Nada beserta teman-temannya itu sudah siap untuk pulang sekolah mengingat sudah berakhirnya kegiatan belajar-mengajar pada hari ini.
"Tuh Rel, wajah Nada jadi pucat tuh!" seru Reno lagi kembali menyalakan kompor di sana.
"Iya kan gua juga nggak tahu Nada bakal pingsan!" tambah Karel yang juga kelihatan sedih dan merasa bersalah di sana.
"Udah, gue emang kecapekan kok tadi kata Bu Dina," tambah Nada yang mencoba menenangkan temannya. "Nggak papa kok, yuk kita pulang!" seru Nada kemudian seraya berdiri dan menggendong ranselnya.
"Nada pulang kemana?" tanya Arasya.
"Ke rumah sakit nih kayaknya," sahut Nada.
"Kita ikut boleh nggak? Sekalian jenguk Mama lo!" tambah Fanisa yang sedari tadi sangat ingin menjenguk Irma.
Nada terlihat berpikir.
"Kalau lo nggak mau nggak papa Nada, bisa kapan-kapan aja," ujar Arasya yang terlihat paling peka dengan ekspresi wajah Nada.
Nada menatap teman-temannya, lalu tersenyum tipis, namun terlihat sangat tulus. "Boleh kok, yuk langsung aja, kita naik angkot ya!" seru Nada yang terlihat bersemangat.
"Beneran?" tanya Reno dengan wajahnya yang ragu-ragu.

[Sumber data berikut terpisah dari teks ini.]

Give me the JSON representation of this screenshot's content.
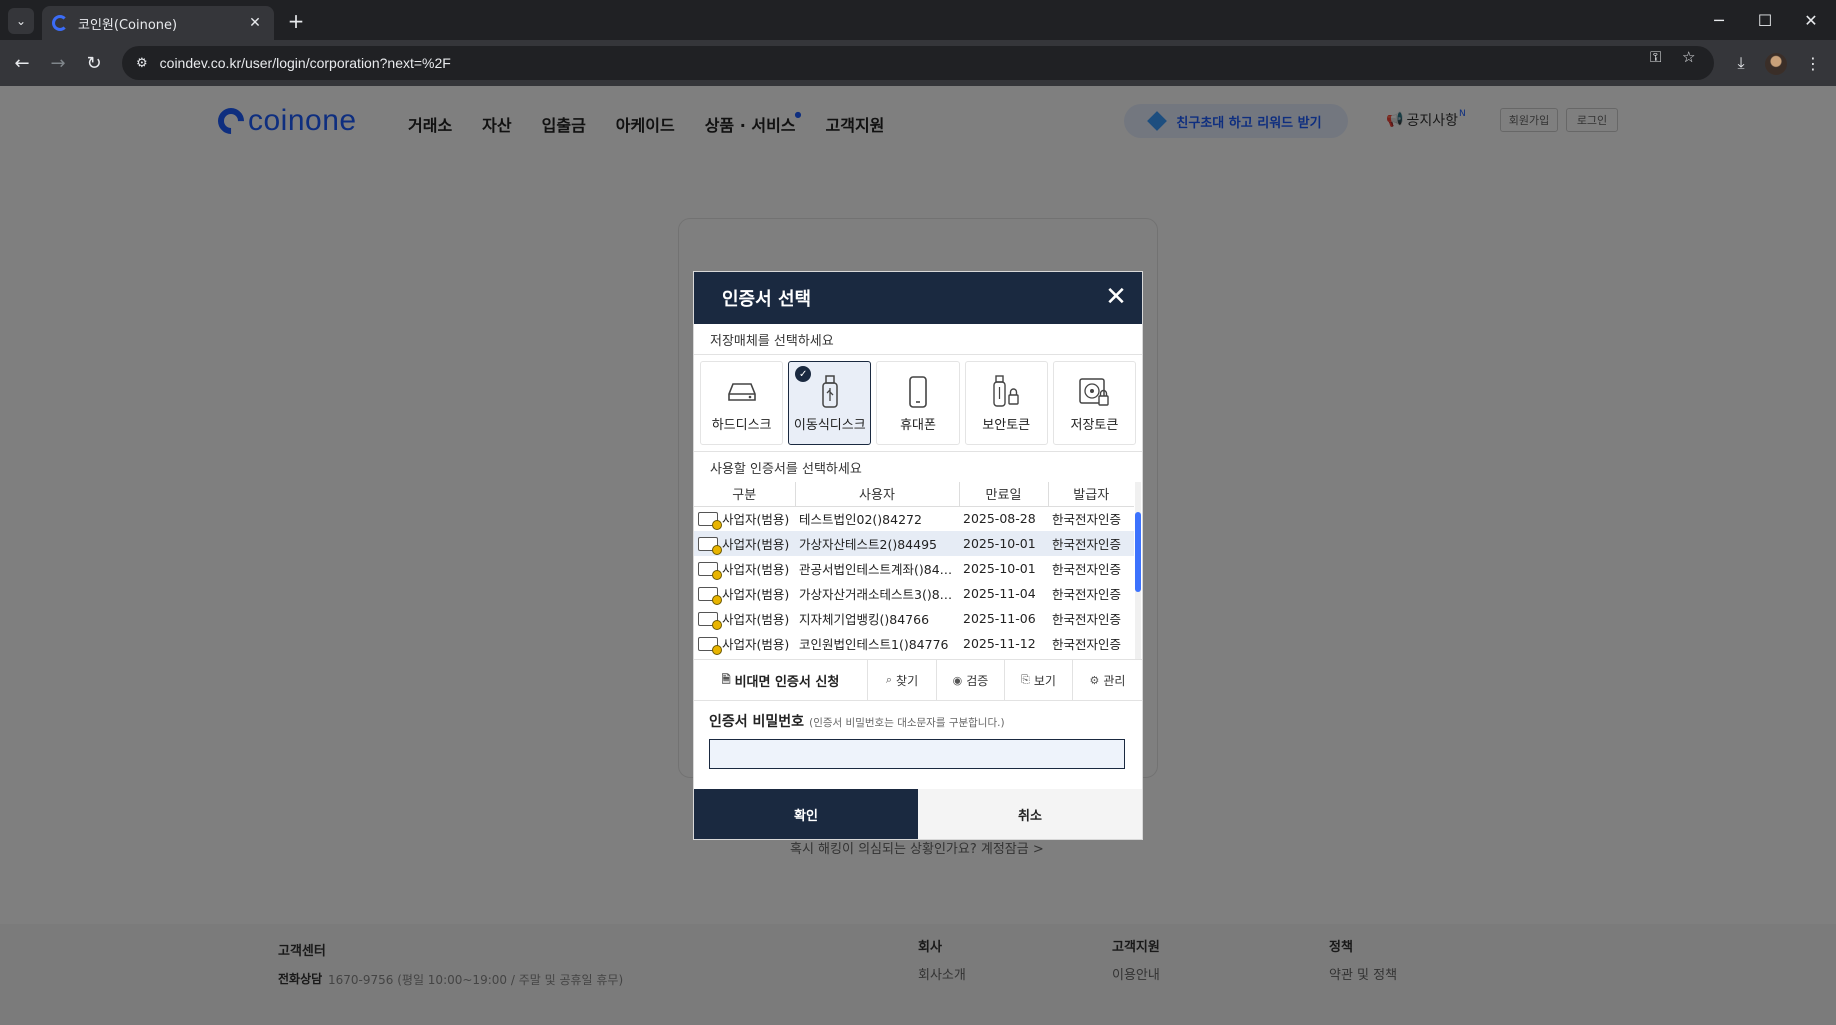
{
  "browser": {
    "tab_title": "코인원(Coinone)",
    "tab_close": "✕",
    "new_tab": "+",
    "url": "coindev.co.kr/user/login/corporation?next=%2F"
  },
  "site": {
    "logo_text": "coinone",
    "nav": [
      "거래소",
      "자산",
      "입출금",
      "아케이드",
      "상품 · 서비스",
      "고객지원"
    ],
    "invite_banner": "친구초대 하고 리워드 받기",
    "notice": "공지사항",
    "notice_badge": "N",
    "signup": "회원가입",
    "login": "로그인",
    "hack_link": "혹시 해킹이 의심되는 상황인가요? 계정잠금 >"
  },
  "footer": {
    "cs_title": "고객센터",
    "cs_phone_label": "전화상담",
    "cs_phone": "1670-9756 (평일 10:00~19:00 / 주말 및 공휴일 휴무)",
    "company_title": "회사",
    "company_link": "회사소개",
    "support_title": "고객지원",
    "support_link": "이용안내",
    "policy_title": "정책",
    "policy_link": "약관 및 정책"
  },
  "modal": {
    "title": "인증서 선택",
    "close": "✕",
    "media_prompt": "저장매체를 선택하세요",
    "media": [
      {
        "label": "하드디스크",
        "icon": "hard-disk-icon",
        "selected": false
      },
      {
        "label": "이동식디스크",
        "icon": "usb-drive-icon",
        "selected": true
      },
      {
        "label": "휴대폰",
        "icon": "mobile-phone-icon",
        "selected": false
      },
      {
        "label": "보안토큰",
        "icon": "security-token-icon",
        "selected": false
      },
      {
        "label": "저장토큰",
        "icon": "storage-token-icon",
        "selected": false
      }
    ],
    "cert_prompt": "사용할 인증서를 선택하세요",
    "columns": [
      "구분",
      "사용자",
      "만료일",
      "발급자"
    ],
    "certs": [
      {
        "type": "사업자(범용)",
        "user": "테스트법인02()84272",
        "expiry": "2025-08-28",
        "issuer": "한국전자인증"
      },
      {
        "type": "사업자(범용)",
        "user": "가상자산테스트2()84495",
        "expiry": "2025-10-01",
        "issuer": "한국전자인증"
      },
      {
        "type": "사업자(범용)",
        "user": "관공서법인테스트계좌()84…",
        "expiry": "2025-10-01",
        "issuer": "한국전자인증"
      },
      {
        "type": "사업자(범용)",
        "user": "가상자산거래소테스트3()8…",
        "expiry": "2025-11-04",
        "issuer": "한국전자인증"
      },
      {
        "type": "사업자(범용)",
        "user": "지자체기업뱅킹()84766",
        "expiry": "2025-11-06",
        "issuer": "한국전자인증"
      },
      {
        "type": "사업자(범용)",
        "user": "코인원법인테스트1()84776",
        "expiry": "2025-11-12",
        "issuer": "한국전자인증"
      }
    ],
    "selected_row": 1,
    "actions": {
      "apply": "비대면 인증서 신청",
      "find": "찾기",
      "verify": "검증",
      "view": "보기",
      "manage": "관리"
    },
    "password_label": "인증서 비밀번호",
    "password_hint": "(인증서 비밀번호는 대소문자를 구분합니다.)",
    "password_value": "",
    "ok": "확인",
    "cancel": "취소"
  },
  "colors": {
    "brand": "#1c5cff",
    "modal_header": "#1a2940",
    "selected_row": "#e6ecf5"
  }
}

"Iya beneran, yaudah ayok. Mama bakal suka kalau temen gue banyak," tambah Nada tak lupa dengan senyumnya yang terukir.
"Siyap! Langsung! Gue udah izin sama Bunda nih!" seru Refina yang tak kalah bersemangat.

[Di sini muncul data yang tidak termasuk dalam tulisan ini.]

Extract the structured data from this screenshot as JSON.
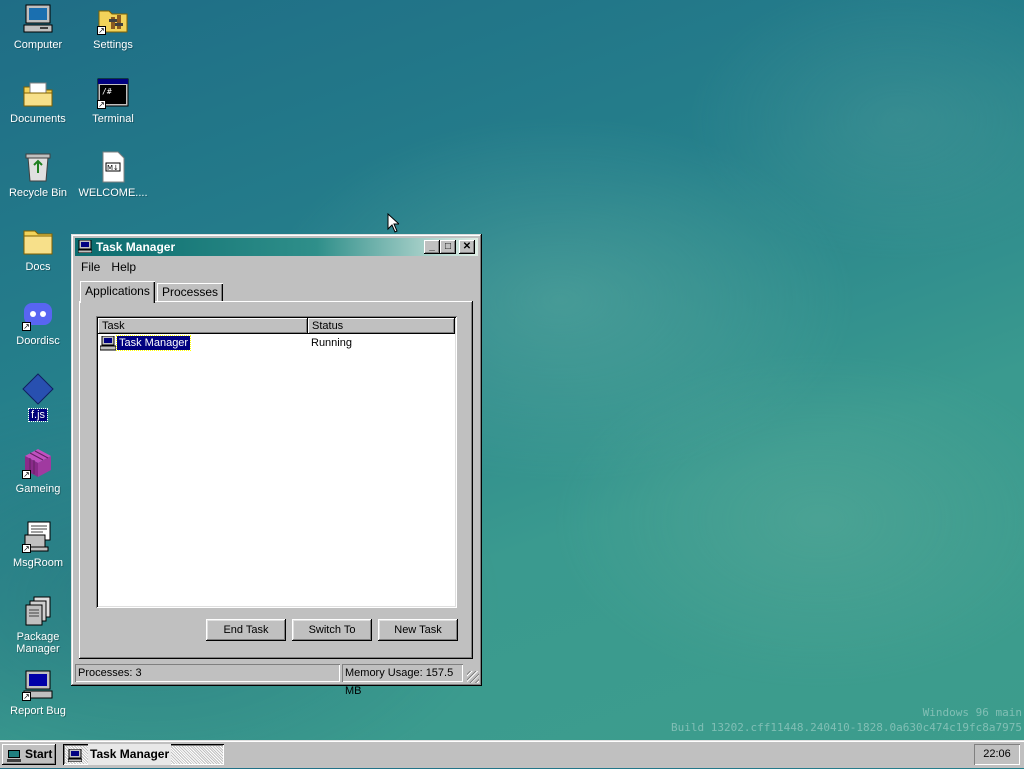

"Yang lain izin dulu," ujar Nada mengingatkan temannya.
Detik itu juga, masing-masing remaja itu sibuk dengan ponselnya, meminta izin kepada orang tua masing-masing. Remaja yang sangat patut dicontoh, selalu izin dengan sejujur-jujurnya setiap ingin pergi ke suatu tempat.
***
Refina terlihat memimpin teman-temannya. Dengan langkah yang ceria dia menyalakan ponselnya dan sedang asyik merekam sekitar, entah apa yang dia rekam, mulai dari wajahnya, wajah teman-temannya, pohon, jalanan, bahkan kucing yang lewat terkejut melihat Refina yang tiba-tiba berteriak 'Hai kucing!' sambil mengarahkan ponsel ke kucing itu.

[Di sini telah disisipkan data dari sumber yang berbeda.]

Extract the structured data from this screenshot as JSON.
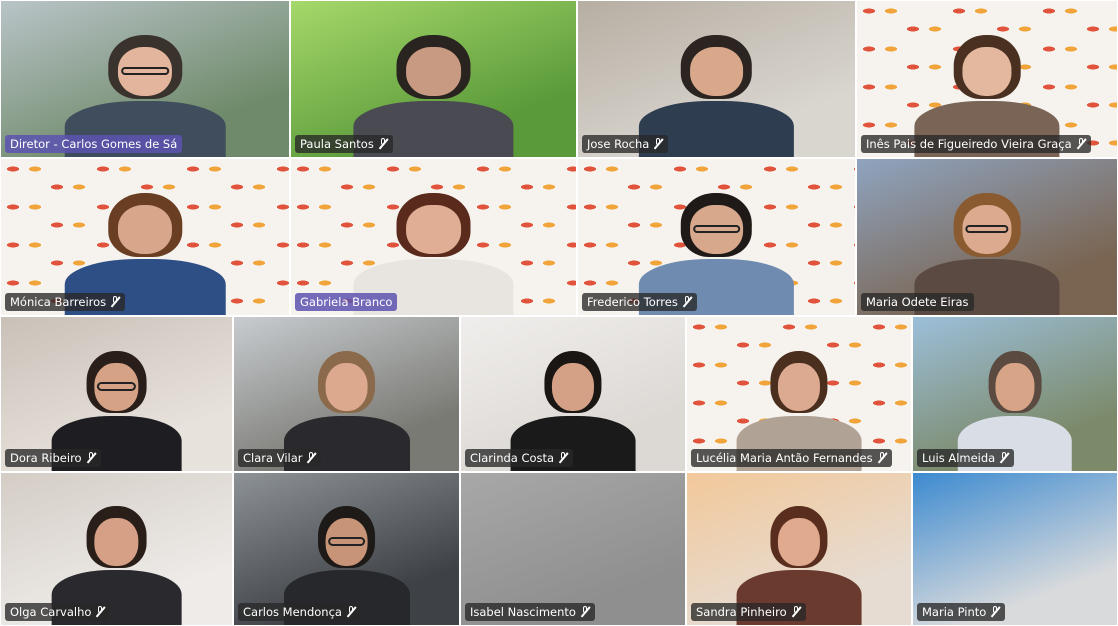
{
  "participants": [
    {
      "name": "Diretor - Carlos Gomes de Sá",
      "muted": false,
      "highlight": true,
      "bg": "#6f8a6a",
      "bg2": "#b9c4c8",
      "skin": "#e3b59c",
      "hair": "#3a322c",
      "shirt": "#3f4d5c",
      "glasses": true
    },
    {
      "name": "Paula Santos",
      "muted": true,
      "highlight": false,
      "bg": "#5a9a3a",
      "bg2": "#a6d86a",
      "skin": "#c89a82",
      "hair": "#2a2420",
      "shirt": "#4a4a52",
      "glasses": false
    },
    {
      "name": "Jose Rocha",
      "muted": true,
      "highlight": false,
      "bg": "#d9d6d0",
      "bg2": "#b7aea2",
      "skin": "#d9a88a",
      "hair": "#2b2420",
      "shirt": "#2f3d50",
      "glasses": false
    },
    {
      "name": "Inês Pais de Figueiredo Vieira Graça",
      "muted": true,
      "highlight": false,
      "bg": "logo",
      "bg2": "",
      "skin": "#e3b89e",
      "hair": "#4a3020",
      "shirt": "#7a6456",
      "glasses": false
    },
    {
      "name": "Mónica Barreiros",
      "muted": true,
      "highlight": false,
      "bg": "logo",
      "bg2": "",
      "skin": "#d8a68a",
      "hair": "#6a3e22",
      "shirt": "#2e4f86",
      "glasses": false
    },
    {
      "name": "Gabriela Branco",
      "muted": false,
      "highlight": true,
      "bg": "logo",
      "bg2": "",
      "skin": "#e0ae94",
      "hair": "#5a2a1c",
      "shirt": "#e8e4e0",
      "glasses": false
    },
    {
      "name": "Frederico Torres",
      "muted": true,
      "highlight": false,
      "bg": "logo",
      "bg2": "",
      "skin": "#d8a88c",
      "hair": "#1f1a17",
      "shirt": "#6f8cb0",
      "glasses": true
    },
    {
      "name": "Maria Odete Eiras",
      "muted": false,
      "highlight": false,
      "bg": "#7a6552",
      "bg2": "#8fa4c0",
      "skin": "#dcaa8e",
      "hair": "#8a5a30",
      "shirt": "#5a4a42",
      "glasses": true
    },
    {
      "name": "Dora Ribeiro",
      "muted": true,
      "highlight": false,
      "bg": "#e8e2dc",
      "bg2": "#c9c1b8",
      "skin": "#d6a286",
      "hair": "#2a1e1a",
      "shirt": "#1e1e22",
      "glasses": true
    },
    {
      "name": "Clara Vilar",
      "muted": true,
      "highlight": false,
      "bg": "#7a7a74",
      "bg2": "#c8ccd0",
      "skin": "#dca98e",
      "hair": "#8a6a4a",
      "shirt": "#2a2a2e",
      "glasses": false
    },
    {
      "name": "Clarinda Costa",
      "muted": true,
      "highlight": false,
      "bg": "#dcd8d4",
      "bg2": "#f0eeec",
      "skin": "#d4a086",
      "hair": "#1a1614",
      "shirt": "#1a1a1a",
      "glasses": false
    },
    {
      "name": "Lucélia Maria Antão Fernandes",
      "muted": true,
      "highlight": false,
      "bg": "logo",
      "bg2": "",
      "skin": "#dcaa90",
      "hair": "#4a2e1e",
      "shirt": "#b0a294",
      "glasses": false
    },
    {
      "name": "Luis Almeida",
      "muted": true,
      "highlight": false,
      "bg": "#7c8a6a",
      "bg2": "#9cbfda",
      "skin": "#d8a488",
      "hair": "#5a4a40",
      "shirt": "#d9dde6",
      "glasses": false
    },
    {
      "name": "Olga Carvalho",
      "muted": true,
      "highlight": false,
      "bg": "#eeebe8",
      "bg2": "#d4cdc6",
      "skin": "#d6a086",
      "hair": "#2a1e18",
      "shirt": "#2a2a2e",
      "glasses": false
    },
    {
      "name": "Carlos Mendonça",
      "muted": true,
      "highlight": false,
      "bg": "#3e4246",
      "bg2": "#8d9296",
      "skin": "#c89478",
      "hair": "#1e1a18",
      "shirt": "#26282c",
      "glasses": true
    },
    {
      "name": "Isabel Nascimento",
      "muted": true,
      "highlight": false,
      "bg": "#8f8f8f",
      "bg2": "#a8a8a8",
      "skin": "",
      "hair": "",
      "shirt": "",
      "glasses": false
    },
    {
      "name": "Sandra Pinheiro",
      "muted": true,
      "highlight": false,
      "bg": "#e6dcd2",
      "bg2": "#f2c89a",
      "skin": "#e0aa8e",
      "hair": "#5a2e1e",
      "shirt": "#6a3a2e",
      "glasses": false
    },
    {
      "name": "Maria Pinto",
      "muted": true,
      "highlight": false,
      "bg": "#d8dadc",
      "bg2": "#3c8ad0",
      "skin": "",
      "hair": "",
      "shirt": "",
      "glasses": false
    }
  ]
}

"Sabar teman-teman! Sabar! Kita harus kuat menghadapi Refina!" seru Arasya dengan wajahnya yang amat serius, dan hal itu malah sangat lucu bagi yang lain. "Tunggu aja, bentar lagi Refina bakal ngajak selfie Abang angkot!"
"Lebay!" seru Refina yang tak mau kalah karena sedang ditertawakan semua temannya.
Keenam remaja itu baru keluar dari gerbang sekolah. Menuju halte terdekat untuk menunggu angkot.